Why Industrial Production Mattered This Week
On Thursday, the consensus (whatever that means) for Industrial Production ("IP") was an increase of 0.3%, however, the numbers disappointed with no growth at all. That was the biggest piece of information that came out all week -- bigger than Europe coming out of recession or Japan posting another quarter of growth (see below for those two stories), and following is my explanation of why.
You call that Growth?
When GDP numbers were initially released on the 31st of August, so too was Marcelle Chauvet and James Hamilton's GDP Based Recession Indicator. Without getting too engrained in the calculation of the index, they provide a clever way to estimate whether the U.S. economy is in recession using real time data (i.e. at the time of release). This contrasts the considerably lagged methodology currently employed by the National Bureau of Economic Research ("NBER"), which actually comes to a consensus decision as to when the Business Cycle began and ended, post facto (with the track record of this country coming to consensus at all, it's a wonder they actually finalize a date). Below is a graphic I created that illustrates:
- The actual points of recession as declared by the NBER (shaded grey)
- The GDP Based Recession Indicator including the most recent GDP Release from July 31st
- The threshold at which the GDP Indicator declares recession (dotted red line)
The reader can see that the GDP Based Recession Indicator has done a very good job of estimating recessions since its first reading in 1968, and likewise hasn't exhibited a single false positive (type I error, where a recession occurs but the indicator so fails to indicate). So the current reading of 30.5 seems curious, especially because there have only been two other times when reading has gone above 30 and not continued to recession (1985 and 1996).

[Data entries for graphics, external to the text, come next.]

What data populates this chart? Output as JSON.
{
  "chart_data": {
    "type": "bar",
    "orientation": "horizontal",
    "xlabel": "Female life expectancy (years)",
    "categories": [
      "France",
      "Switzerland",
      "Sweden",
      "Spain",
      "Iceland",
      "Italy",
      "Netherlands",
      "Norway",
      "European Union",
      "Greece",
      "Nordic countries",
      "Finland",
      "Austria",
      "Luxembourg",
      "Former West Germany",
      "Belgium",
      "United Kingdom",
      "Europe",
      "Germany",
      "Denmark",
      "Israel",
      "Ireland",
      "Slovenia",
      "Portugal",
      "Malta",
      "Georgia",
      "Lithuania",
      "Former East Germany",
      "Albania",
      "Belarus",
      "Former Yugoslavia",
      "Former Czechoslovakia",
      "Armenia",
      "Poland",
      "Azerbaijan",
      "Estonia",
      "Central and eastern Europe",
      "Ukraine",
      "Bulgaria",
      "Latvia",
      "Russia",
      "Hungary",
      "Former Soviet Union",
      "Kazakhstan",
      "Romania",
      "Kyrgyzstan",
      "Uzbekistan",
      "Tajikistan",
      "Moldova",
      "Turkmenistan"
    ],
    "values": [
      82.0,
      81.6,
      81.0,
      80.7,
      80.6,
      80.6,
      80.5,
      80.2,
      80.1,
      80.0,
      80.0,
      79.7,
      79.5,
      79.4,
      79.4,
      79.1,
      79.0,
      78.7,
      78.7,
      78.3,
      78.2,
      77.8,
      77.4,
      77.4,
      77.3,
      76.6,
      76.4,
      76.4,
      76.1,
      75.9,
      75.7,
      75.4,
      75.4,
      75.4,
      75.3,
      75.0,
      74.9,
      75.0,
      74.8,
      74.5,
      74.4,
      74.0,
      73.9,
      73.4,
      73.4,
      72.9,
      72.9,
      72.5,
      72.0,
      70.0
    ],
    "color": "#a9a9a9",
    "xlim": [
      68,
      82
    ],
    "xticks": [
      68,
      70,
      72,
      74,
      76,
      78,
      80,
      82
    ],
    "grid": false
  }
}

Specifically for that reason, I closely watched the Industrial Production ("IP") numbers on Thursday. Why? Industrial Production serves as a good bellwether for national output, and can also provide indication of when the economy is falling into decline -- and most importantly, the releases are monthly instead of quarterly.
Real GDP versus Industrial Production
The Real GDP numbers just released were a first estimate for the 2nd quarter; in other words, they are a best first guess (of two, where the third is the "actual number") of the real growth that occurred during the months of April, May, & June. For the next three months, the Real GDP number will be revised, but the revision is only regarding the months of April, May, & June. No information will be gleaned regarding July, August, & September (which is really what we care about after seeing that GDP Based Recession Indicator Index).
That's where Industrial Production comes in. IP numbers come out on a monthly basis, providing us information about… you guessed it, the prior month. So Thursday's release on August 15th provided us information about July's production -- that's information that won't show up in GDP releases for another quarter.
Take a look at the series below, which plots the 12 month exponentially smoothed log changes between Industrial Production and Real GDP, along with shaded grey regions to illustrate recession.
Clearly the two series are highly related, and there's a lot of information that Industrial Production provides regarding the economic growth path (although I caution the reader to beware of "overlay" graphs that illustrate spurious relationships and don't take the necessary next step to implement statistical testing). In order to verify to the reader "the relationship is more than just looks," I perform a simple univariate regression using quarterly log changes in Real GDP as my explained variate and quarterly log changes in Industrial Production as my independent variate. The scatter plot below shows the Quarterly log changes of IP and Real GDP, along with the regression equation and coefficient of determination (R-Squared) of the regression.
Therefore, when the release yesterday showed IP up to 98.9462 from 98.9085, a log change of 0.0381% (which gets reported as 0.0), that's not a great sign, nor is it reassuring evidence that this is clearly another "head fake" of the GDP Recession Indicator Index. I'm certainly not saying that we are dipping back into recession, but I reiterate my temperament regarding subdued hiring and national output and will be keeping an eye on this same statistic over the next two months.
Noteworthy Reads / Events of the Week
- - Japan Grows Agains: On Monday Japan's Economy experienced the 3rd consecutive quarter of growth. Private consumption increased 0.8% and export growth increased 3.0%, all pointing to continued success for Prime Minister Abe's plan to shock the economy out of its deflationary spiral.
- - A Divided Europe: On Wednesday, the European Union officially announced it had risen from Recession, posting the first positive growth numbers since Q1 2011. Unfortunately, the consistency of expansion remains lumpy -- Germany & France grew at 0.2% and 0.5% respectively whereas some of the most important "periphery countries", Italy and Spain, continued to contract by 0.2% and 0.1%, respectively.
- - Put on Your Thinking Caps: David A. Rosenberg, the Chief Economist from Gluskin Sheff, provides a great, albeit dense, piece on on his economic forecasts. Namely, inflationary pressures are going to come from two main sources: 1. Price increases due to the increased inelasticity of the supply curve and 2. Wage increases. He argues that the persistently high unemployment rate is due to a skills mismatch, rather than job availability -- therefore, even though unemployment numbers may not greatly decline, positions in high demand will garner higher prices by those with the necessary skills to fill them and will push prices higher.